Post by nickinthegarden on May 16, 2020 11:26:29 GMT -8
With the restrictions from the pandemic many people are rightly staying close to home. Since I bird solo and tend to mostly go to less frequented places I have had a wonderful experience viewing the birds along the Jesperson Dike. Some of the locals there told me I caught it a good time of year as very soon it will start to flood in the area and then the mosquitos and bugs will be pretty bad. I do not know much of the history of the area but it has become a stop off or possibly a breeding stop for the Lazuli Bunting. They breed a little west at Island 22 so it is certainly possible some do there also.

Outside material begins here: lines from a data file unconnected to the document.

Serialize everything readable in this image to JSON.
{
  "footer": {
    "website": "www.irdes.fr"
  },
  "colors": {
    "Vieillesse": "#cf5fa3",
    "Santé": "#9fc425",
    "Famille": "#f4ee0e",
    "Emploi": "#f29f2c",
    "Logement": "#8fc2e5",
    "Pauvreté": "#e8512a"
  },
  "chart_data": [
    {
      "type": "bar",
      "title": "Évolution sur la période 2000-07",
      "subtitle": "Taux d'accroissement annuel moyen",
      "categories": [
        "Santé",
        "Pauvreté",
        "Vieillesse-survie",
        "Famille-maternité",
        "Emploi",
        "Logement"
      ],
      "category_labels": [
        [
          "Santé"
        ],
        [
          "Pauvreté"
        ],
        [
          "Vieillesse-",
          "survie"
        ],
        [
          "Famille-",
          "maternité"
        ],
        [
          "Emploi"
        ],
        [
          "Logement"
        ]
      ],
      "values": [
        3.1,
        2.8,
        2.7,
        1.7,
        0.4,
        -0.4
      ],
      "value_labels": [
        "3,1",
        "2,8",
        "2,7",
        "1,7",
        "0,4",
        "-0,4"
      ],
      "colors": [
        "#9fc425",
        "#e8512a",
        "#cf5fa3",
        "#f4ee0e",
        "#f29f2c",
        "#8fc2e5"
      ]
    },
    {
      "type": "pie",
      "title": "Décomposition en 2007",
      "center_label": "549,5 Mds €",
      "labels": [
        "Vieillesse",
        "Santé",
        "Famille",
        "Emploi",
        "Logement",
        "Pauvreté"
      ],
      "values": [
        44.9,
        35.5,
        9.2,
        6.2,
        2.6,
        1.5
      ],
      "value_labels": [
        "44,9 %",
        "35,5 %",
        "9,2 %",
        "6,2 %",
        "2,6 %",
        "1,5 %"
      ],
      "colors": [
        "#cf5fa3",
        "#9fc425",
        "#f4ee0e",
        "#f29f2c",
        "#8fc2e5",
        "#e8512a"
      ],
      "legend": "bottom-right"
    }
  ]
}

My most recent visit was possibly one of incredibly good luck as I saw at least 8 male Lazuli Buntings, never have I seen so many in one area. They were spread over a kilometer plus of dike, each having it's own territory. The full adults were out in the open perched on blackberry vines and other bushes and the first year males might hide lower in the blackberry vines or even inside the clumps. There was a lot of singing while I walked out there and there were a few visible on the way back a little later in the morning it was more quiet but I still saw a few. The farmer had just cut the grass in the last week and that may have driven them closer to the untouched ripe grass along the dike. The farmer was also spreading very fragrant organic fertilizer.
Post by nickinthegarden on May 16, 2020 18:58:53 GMT -8
They were between the first large cottonwood on the southern side of the dike about 10 minutes down the trail and then over the next kilometer or so. I was there just before 7:00 a.m. and left around 9:00 a.m. It was suggested elsewhere they might have been a fallout and perhaps they have moved on. It was not as birdy with other birds as it had been when I was there on Sunday. Perhaps the farmer cutting all the grass drove them off to other areas. I can say that in seven years of looking for them that was the biggest amount I have ever seen in one area. A friend from the Okanagan said they are all over the place there now.